Technical Analysis and Trading Strategies: Tape Evidence That Held Up
Faculty outputs consistently highlighted that certain technical structures traveled across regimes more reliably than others:
- Relative-strength durability (persistence across rolling windows) outperformed single-window “winners.” The point wasn’t momentum as dogma; it was the identification of where flows were repeatedly refilling.
- Volatility-aware breakouts beat raw breakouts. Adjusting triggers and stop distances to current realized volatility reduced false positives without neutering payoff.
- Failed moves mattered, when framed correctly. A failed breakout inside an uptrend had a different implication than the same failure inside a distribution. Traders who classified failures by backdrop captured better reversals and avoided shorting strength mechanically.
For clear 2025 tape reads and levels work, see Harmer’s S&P/Nasdaq July update and November Nasdaq follow-up.
What the Faculty Emphasized And Why Traders Cared
Across channels, the themes that drew consistent engagement shared a practical bias:
- Positioning and pressure points. Traders wanted to know where risk would need to move, not who would win debates. That led to steady discussion of cross-asset tells—credit vs. equities in cyclical turns, the behavior of defensives vs. cyclicals around policy shifts, and curve-shape effects on sector leadership.
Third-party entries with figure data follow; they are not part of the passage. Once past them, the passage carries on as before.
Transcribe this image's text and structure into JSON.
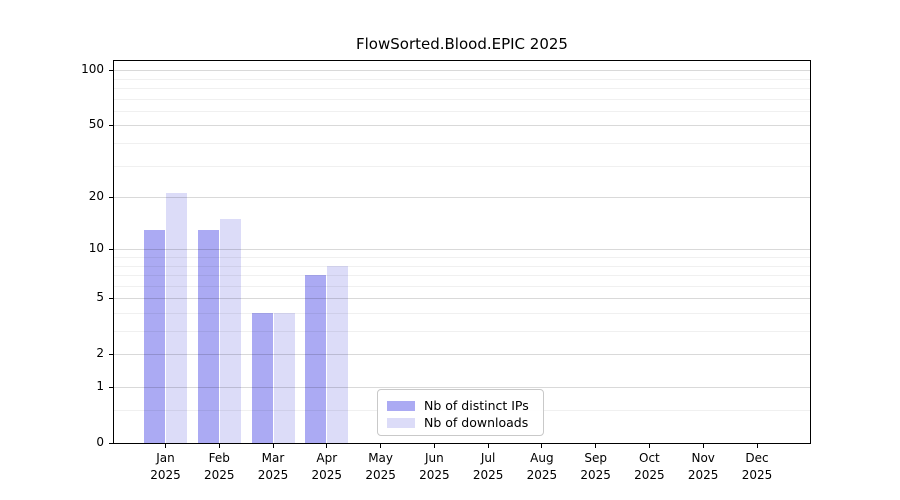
{
  "chart_data": {
    "type": "bar",
    "title": "FlowSorted.Blood.EPIC 2025",
    "categories": [
      "Jan",
      "Feb",
      "Mar",
      "Apr",
      "May",
      "Jun",
      "Jul",
      "Aug",
      "Sep",
      "Oct",
      "Nov",
      "Dec"
    ],
    "year_label": "2025",
    "series": [
      {
        "name": "Nb of distinct IPs",
        "color": "#abaaf3",
        "values": [
          13,
          13,
          4,
          7,
          0,
          0,
          0,
          0,
          0,
          0,
          0,
          0
        ]
      },
      {
        "name": "Nb of downloads",
        "color": "#dcdcf8",
        "values": [
          21,
          15,
          4,
          8,
          0,
          0,
          0,
          0,
          0,
          0,
          0,
          0
        ]
      }
    ],
    "yscale": "log1p",
    "ylim": [
      0,
      112
    ],
    "y_major_ticks": [
      0,
      1,
      2,
      5,
      10,
      20,
      50,
      100
    ],
    "y_minor_ticks": [
      0.5,
      3,
      4,
      6,
      7,
      8,
      9,
      30,
      40,
      60,
      70,
      80,
      90
    ],
    "grid": true,
    "legend_position": "bottom-center-inside",
    "colors": {
      "bar_distinct_ips": "#abaaf3",
      "bar_downloads": "#dcdcf8",
      "grid_major": "#d9d9d9",
      "grid_minor": "#efefef",
      "spine": "#000000",
      "background": "#ffffff"
    }
  }
}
- Where AI met constraints. Pieces that pointed to compute bottlenecks, capacity expansions, or pricing power resonated because they translated concept into tape. Abstractions about “AI transformation” didn’t travel unless grounded in those constraints.
- Structure over story. Guidance on the mechanics of rebalances, earnings cycles, and options decay answered when a thesis might pay. Readers who integrated these mechanics into their timing reported fewer “right idea, wrong month” outcomes.
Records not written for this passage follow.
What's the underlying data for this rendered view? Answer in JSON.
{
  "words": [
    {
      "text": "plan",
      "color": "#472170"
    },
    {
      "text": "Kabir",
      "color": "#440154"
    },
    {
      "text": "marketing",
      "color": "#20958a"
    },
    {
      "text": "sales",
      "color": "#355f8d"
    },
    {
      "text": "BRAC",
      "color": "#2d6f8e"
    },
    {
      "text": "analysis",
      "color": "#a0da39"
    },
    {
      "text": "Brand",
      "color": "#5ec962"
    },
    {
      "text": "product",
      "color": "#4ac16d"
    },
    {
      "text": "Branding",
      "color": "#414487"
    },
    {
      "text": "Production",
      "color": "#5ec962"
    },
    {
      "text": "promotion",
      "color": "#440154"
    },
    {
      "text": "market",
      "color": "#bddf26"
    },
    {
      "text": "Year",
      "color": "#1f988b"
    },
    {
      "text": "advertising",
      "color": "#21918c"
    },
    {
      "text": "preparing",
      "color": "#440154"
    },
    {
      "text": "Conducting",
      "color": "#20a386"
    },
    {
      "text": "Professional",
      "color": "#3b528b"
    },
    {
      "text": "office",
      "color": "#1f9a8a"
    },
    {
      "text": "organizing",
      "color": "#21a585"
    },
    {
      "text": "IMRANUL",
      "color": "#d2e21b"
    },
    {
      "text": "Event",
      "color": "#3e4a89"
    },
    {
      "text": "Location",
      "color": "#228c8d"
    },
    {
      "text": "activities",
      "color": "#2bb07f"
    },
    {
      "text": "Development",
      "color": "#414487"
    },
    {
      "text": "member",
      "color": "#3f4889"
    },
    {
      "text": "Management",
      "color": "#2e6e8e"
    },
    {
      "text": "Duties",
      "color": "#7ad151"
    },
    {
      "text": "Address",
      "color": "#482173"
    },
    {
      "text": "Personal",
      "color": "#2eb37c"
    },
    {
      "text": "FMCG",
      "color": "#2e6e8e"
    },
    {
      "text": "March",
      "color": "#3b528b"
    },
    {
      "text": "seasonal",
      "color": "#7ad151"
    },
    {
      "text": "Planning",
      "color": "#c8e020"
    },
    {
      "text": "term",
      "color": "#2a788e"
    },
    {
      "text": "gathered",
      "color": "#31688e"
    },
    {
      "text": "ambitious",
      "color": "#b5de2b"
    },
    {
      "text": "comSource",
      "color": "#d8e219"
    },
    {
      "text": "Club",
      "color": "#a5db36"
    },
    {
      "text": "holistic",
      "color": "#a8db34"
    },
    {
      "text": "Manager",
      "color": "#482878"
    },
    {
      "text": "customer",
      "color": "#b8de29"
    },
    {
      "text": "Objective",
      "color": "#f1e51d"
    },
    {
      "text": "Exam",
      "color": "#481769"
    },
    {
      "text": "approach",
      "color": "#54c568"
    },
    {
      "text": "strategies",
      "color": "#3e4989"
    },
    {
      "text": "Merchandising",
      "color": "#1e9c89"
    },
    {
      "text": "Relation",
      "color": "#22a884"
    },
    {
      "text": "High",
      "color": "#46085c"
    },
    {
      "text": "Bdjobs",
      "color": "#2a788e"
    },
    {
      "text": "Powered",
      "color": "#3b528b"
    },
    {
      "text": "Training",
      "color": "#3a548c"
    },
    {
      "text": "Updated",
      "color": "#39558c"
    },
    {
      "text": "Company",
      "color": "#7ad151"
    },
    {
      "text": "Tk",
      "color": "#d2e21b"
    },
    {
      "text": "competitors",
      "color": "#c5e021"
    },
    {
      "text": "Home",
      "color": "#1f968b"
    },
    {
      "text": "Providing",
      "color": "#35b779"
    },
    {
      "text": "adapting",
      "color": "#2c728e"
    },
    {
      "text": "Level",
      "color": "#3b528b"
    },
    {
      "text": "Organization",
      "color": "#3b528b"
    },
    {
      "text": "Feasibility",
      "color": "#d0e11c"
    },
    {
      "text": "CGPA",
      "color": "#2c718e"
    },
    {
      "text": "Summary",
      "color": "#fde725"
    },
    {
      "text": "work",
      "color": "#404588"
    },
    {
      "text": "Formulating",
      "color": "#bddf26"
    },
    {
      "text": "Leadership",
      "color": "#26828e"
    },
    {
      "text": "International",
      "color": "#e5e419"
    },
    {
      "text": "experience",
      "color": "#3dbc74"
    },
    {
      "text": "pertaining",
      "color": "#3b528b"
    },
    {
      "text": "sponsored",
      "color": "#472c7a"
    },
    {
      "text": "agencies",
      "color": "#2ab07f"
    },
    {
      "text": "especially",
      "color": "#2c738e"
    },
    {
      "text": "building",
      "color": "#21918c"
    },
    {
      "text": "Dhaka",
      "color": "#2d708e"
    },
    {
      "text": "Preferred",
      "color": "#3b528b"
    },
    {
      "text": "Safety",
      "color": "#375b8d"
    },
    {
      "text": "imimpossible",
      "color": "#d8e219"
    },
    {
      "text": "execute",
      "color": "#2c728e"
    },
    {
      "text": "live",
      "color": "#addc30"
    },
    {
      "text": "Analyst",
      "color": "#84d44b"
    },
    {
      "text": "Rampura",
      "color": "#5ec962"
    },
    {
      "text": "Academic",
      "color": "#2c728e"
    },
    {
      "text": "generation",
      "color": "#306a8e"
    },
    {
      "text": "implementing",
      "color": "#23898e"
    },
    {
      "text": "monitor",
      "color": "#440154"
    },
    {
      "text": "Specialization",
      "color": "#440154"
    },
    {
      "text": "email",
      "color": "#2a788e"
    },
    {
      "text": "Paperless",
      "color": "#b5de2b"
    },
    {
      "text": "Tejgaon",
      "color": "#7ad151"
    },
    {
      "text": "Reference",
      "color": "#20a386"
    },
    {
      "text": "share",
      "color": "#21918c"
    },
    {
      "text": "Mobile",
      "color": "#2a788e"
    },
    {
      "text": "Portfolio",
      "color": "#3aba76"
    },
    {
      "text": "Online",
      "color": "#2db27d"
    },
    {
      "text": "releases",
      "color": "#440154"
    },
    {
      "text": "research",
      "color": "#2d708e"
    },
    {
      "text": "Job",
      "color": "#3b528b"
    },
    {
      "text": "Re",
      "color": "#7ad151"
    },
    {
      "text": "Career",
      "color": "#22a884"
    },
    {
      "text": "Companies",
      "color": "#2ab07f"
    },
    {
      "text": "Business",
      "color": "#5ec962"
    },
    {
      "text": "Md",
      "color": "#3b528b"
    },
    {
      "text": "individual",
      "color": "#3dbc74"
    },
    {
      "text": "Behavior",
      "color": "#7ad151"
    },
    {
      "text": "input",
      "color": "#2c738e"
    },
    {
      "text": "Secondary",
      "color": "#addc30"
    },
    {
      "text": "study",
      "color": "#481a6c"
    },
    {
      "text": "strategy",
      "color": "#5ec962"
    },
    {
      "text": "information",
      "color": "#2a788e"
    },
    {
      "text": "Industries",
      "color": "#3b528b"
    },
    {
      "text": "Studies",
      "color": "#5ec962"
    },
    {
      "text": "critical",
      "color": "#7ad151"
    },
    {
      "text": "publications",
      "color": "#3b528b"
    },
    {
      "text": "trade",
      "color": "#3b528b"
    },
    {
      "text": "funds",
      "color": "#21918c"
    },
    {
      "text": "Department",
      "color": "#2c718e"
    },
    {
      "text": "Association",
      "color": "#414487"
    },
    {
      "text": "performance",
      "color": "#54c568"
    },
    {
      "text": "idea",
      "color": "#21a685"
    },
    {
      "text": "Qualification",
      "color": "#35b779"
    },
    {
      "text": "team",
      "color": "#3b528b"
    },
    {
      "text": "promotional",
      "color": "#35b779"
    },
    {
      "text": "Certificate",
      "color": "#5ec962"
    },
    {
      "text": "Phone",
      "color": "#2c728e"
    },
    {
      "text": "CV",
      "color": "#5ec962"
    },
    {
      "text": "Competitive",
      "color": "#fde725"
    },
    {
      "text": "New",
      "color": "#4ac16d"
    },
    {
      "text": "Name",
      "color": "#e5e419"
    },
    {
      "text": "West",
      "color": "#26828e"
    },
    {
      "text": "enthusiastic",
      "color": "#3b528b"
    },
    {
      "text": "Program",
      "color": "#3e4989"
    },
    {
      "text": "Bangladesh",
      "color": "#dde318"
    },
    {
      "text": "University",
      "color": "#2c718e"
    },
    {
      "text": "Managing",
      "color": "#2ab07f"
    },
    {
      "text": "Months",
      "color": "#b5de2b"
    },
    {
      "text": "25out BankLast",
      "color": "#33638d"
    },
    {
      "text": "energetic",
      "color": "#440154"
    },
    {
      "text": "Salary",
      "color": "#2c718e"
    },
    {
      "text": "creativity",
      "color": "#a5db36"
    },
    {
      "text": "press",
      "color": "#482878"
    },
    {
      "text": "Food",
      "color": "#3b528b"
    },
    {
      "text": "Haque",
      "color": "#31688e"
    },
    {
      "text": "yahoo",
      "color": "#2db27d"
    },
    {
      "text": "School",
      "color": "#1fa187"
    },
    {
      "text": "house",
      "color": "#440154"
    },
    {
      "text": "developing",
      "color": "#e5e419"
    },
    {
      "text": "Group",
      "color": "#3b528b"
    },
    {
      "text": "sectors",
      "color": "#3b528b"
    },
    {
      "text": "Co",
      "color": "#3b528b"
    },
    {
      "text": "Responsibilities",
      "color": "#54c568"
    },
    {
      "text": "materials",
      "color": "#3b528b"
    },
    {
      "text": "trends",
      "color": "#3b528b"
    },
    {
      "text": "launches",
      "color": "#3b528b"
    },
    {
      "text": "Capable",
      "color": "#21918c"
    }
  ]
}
A 2026-Ready Briefing for the Evolving Trader
As the community has returned to the desk, the review leaves three working imperatives, each aligned with the year’s signal-to-noise lesson:
Rebuild the input diet.
Trim information sources to those that directly change actions. Structure your morning run-through around decisions (initiate, add, trim, exit, or stand down) and assign each input to a decision. If no decision changes, the input goes.
Tie macro to a tradable map.
Continue following central-bank sequencing, but only to the extent that it yields signals you can trade, calendar hooks you can plan around, or positioning you can observe. Map sequences, not endpoints.
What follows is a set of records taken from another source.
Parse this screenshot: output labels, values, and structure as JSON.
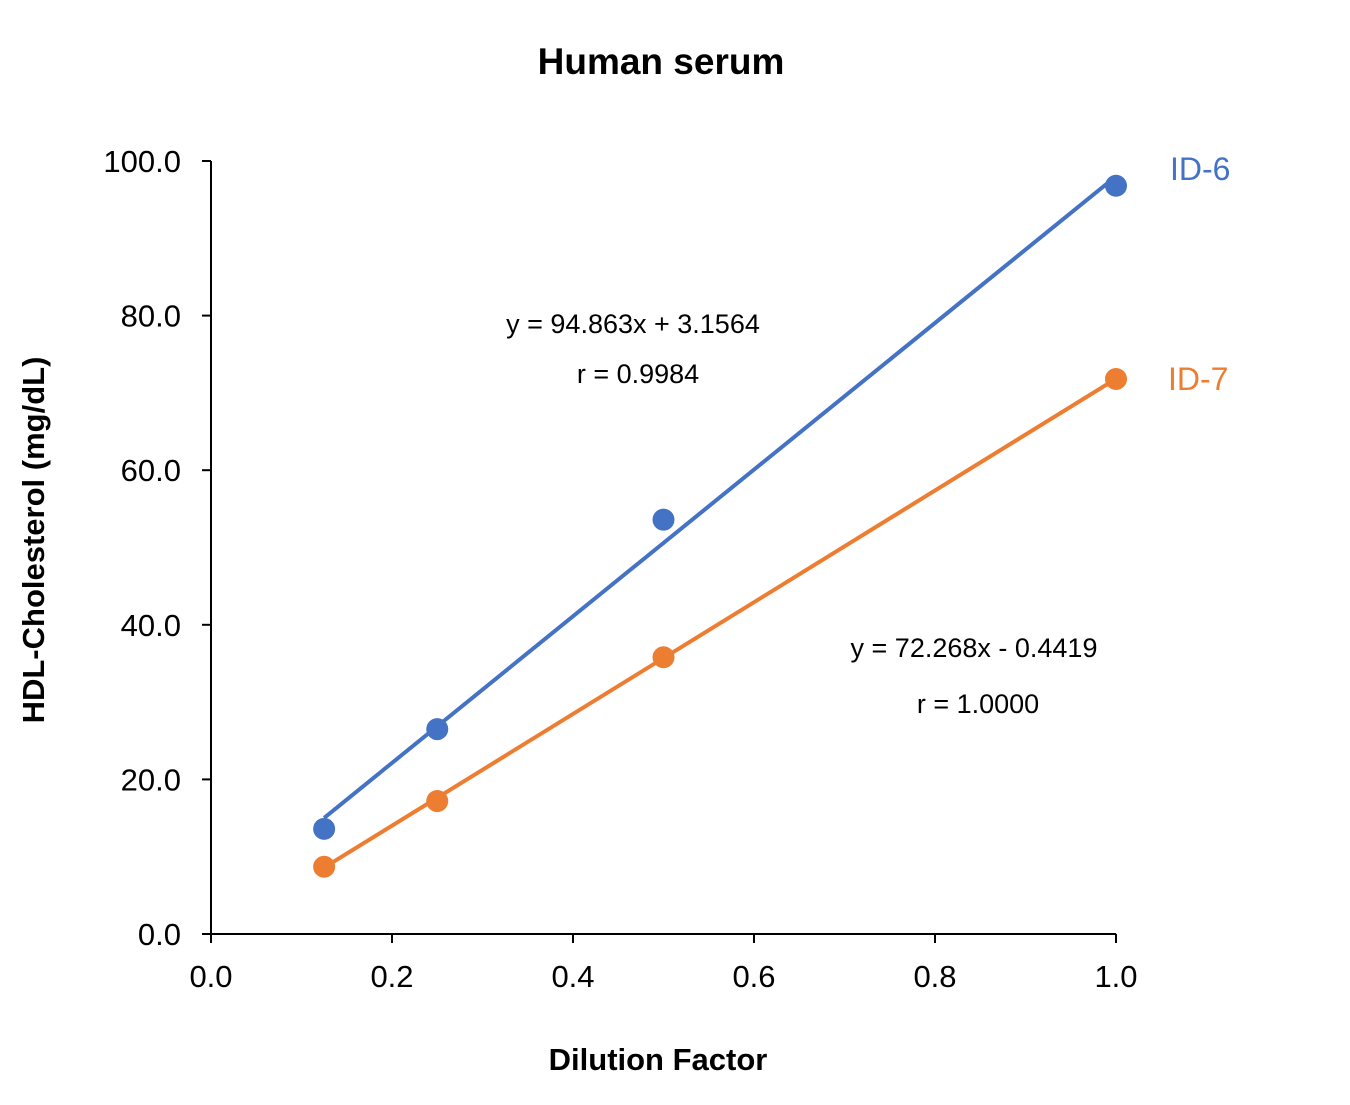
{
  "chart_data": {
    "type": "scatter",
    "title": "Human serum",
    "xlabel": "Dilution Factor",
    "ylabel": "HDL-Cholesterol (mg/dL)",
    "xlim": [
      0,
      1.0
    ],
    "ylim": [
      0,
      100
    ],
    "xticks": [
      "0.0",
      "0.2",
      "0.4",
      "0.6",
      "0.8",
      "1.0"
    ],
    "yticks": [
      "0.0",
      "20.0",
      "40.0",
      "60.0",
      "80.0",
      "100.0"
    ],
    "grid": false,
    "series": [
      {
        "name": "ID-6",
        "color": "#4472C4",
        "x": [
          0.125,
          0.25,
          0.5,
          1.0
        ],
        "y": [
          13.6,
          26.5,
          53.6,
          96.8
        ],
        "trendline": {
          "slope": 94.863,
          "intercept": 3.1564
        },
        "equation": "y = 94.863x + 3.1564",
        "r": "r = 0.9984"
      },
      {
        "name": "ID-7",
        "color": "#ED7D31",
        "x": [
          0.125,
          0.25,
          0.5,
          1.0
        ],
        "y": [
          8.7,
          17.2,
          35.8,
          71.8
        ],
        "trendline": {
          "slope": 72.268,
          "intercept": -0.4419
        },
        "equation": "y = 72.268x - 0.4419",
        "r": "r = 1.0000"
      }
    ]
  }
}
Treat AI exposure as a constraint story.
Focus on the parts of the stack where capacity, pricing, or supply chains create real bottlenecks. That’s where narrative turns into measurable surprise. Outside those constraints, keep leash lengths short and re-rank frequently.
The aim is not to reduce curiosity. It is to raise the bar for what earns attention at risk.
Closing Perspective
The point of a year-in-review is to rewrite the desk’s default settings before the next cycle accelerates. 2025 rewarded traders who demanded signals in three forms: a mechanism that touches price, a hook that touches time, and a footprint that touches tape (volume). Everything else was noise.
The faculty’s collective message was consistent: simplify the decision, enforce timing, verify in price. Do that, and “busy” gives way to incremental mastery. Ignore it, and motion will keep masquerading as progress.
Disclaimer
This article is for educational purposes only and does not constitute financial, investment, or trading advice. All trading involves significant risk, including the potential loss of your entire investment. Past performance is not indicative of future results. You alone are responsible for evaluating all risks associated with the use of any information provided here and for your own trading decisions. Neither the author nor the International Trading Institute is liable for any losses or damages arising from the application of this material.